Никодимус покачал головой.
— В пророчестве говорится не о противостоянии людей и демонов и даже не о борьбе добра и зла. Его смысл в соперничестве двух представлений о том, как должен быть устроен язык.
— Хм-м. Насчет роняли в детстве я ошиблась, признаю. Чтобы так ушибиться головой, нужно было не просто свалиться с луны, а еще и с дуба по дороге рухнуть.
— Вы ведь слышали, что сказала Дейдре: Тайфон пытается лишить праязык ошибок. Демоны хотят изменить устройство жизни.
— А вы намерены упорядочить созданный демонами хаос? — вздохнула Франческа.
— Наоборот. Сейчас я орудие хаоса. Еще в детстве Тайфон украл мои способности к чарописанию и спрятал в арахестском изумруде. Так что теперь я Буревестник из антипророчества. И лишь заполучив изумруд, я стану орудием порядка! — с горящими глазами закончил Никодимус.
— Да-а-а, — медленно кивнула Франческа.
— Попробуйте, наколдуйте защищенное от ошибок заклинание на нуминусе.

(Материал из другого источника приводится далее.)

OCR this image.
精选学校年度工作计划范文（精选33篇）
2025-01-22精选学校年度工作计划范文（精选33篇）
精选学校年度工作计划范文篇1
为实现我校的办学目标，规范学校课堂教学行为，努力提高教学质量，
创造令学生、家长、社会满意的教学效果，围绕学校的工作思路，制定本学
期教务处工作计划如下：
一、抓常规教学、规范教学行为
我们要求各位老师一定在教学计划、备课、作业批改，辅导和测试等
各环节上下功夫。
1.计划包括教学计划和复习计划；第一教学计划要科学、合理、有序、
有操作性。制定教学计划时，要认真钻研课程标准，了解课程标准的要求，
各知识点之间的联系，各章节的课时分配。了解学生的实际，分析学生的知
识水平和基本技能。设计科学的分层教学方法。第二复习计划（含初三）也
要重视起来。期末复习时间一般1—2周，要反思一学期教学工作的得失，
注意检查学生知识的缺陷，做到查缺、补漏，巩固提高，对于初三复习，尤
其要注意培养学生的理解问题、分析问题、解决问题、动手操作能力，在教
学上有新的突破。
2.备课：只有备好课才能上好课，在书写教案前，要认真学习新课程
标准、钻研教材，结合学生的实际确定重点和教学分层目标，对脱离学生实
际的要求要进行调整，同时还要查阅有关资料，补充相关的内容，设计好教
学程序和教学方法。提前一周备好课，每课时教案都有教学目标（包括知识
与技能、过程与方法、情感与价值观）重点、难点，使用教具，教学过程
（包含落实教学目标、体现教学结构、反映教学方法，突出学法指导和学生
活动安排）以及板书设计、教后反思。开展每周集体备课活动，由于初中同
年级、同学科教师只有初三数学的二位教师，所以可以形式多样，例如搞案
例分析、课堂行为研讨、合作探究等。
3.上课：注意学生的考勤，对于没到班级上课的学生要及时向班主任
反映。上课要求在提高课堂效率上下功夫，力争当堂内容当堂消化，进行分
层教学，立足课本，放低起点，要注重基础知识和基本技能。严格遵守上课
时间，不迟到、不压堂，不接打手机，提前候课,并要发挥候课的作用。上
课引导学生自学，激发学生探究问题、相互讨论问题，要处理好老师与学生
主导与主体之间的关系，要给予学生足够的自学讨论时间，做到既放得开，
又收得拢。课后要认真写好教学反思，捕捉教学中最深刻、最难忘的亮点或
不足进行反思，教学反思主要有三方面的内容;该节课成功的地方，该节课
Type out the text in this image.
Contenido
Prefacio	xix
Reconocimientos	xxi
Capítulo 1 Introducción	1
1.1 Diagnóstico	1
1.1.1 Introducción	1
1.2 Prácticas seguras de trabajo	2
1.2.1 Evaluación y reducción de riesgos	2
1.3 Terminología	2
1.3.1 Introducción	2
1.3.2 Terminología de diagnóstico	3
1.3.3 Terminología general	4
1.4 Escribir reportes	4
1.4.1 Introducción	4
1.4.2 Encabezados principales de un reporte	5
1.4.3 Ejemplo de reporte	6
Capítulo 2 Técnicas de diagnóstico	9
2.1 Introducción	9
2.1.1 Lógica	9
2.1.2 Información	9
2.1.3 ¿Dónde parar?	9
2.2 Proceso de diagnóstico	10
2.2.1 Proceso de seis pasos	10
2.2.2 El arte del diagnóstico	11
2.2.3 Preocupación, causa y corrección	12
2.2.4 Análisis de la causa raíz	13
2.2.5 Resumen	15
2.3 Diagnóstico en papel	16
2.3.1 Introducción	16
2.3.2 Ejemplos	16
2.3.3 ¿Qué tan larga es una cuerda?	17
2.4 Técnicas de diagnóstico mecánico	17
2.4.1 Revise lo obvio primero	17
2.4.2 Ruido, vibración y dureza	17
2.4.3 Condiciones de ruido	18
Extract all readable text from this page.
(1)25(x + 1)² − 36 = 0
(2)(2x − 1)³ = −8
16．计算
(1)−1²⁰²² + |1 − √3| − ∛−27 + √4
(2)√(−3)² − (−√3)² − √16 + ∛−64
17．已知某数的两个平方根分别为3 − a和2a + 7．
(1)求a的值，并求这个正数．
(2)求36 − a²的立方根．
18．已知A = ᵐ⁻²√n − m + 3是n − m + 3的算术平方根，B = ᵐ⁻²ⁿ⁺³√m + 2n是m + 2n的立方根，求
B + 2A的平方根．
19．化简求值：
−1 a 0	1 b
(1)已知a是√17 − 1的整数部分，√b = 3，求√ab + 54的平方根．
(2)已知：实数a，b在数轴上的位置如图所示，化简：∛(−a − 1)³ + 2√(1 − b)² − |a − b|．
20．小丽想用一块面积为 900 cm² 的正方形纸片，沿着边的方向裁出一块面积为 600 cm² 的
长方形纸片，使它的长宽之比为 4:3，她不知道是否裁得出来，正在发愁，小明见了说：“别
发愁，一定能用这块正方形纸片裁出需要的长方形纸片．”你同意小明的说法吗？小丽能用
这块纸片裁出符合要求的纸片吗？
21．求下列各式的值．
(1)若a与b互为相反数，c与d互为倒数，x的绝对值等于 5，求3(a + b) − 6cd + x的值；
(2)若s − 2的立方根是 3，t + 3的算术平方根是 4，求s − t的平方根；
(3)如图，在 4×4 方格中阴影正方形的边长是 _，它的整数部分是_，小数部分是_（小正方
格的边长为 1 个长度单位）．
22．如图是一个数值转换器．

Не обязательно функциональное.
— Даже ученику под силу написать нефункциональное заклинание, которое не сможет разоружить и лорд-канцлер.
— Вы попробуйте.
Франческа создала в бицепсе несколько фраз на нуминусе, перекрутила между собой и сцепила все слова друг с другом. Никодимус окинул взглядом получившиеся бесполезные полфута отливающего золотом текста.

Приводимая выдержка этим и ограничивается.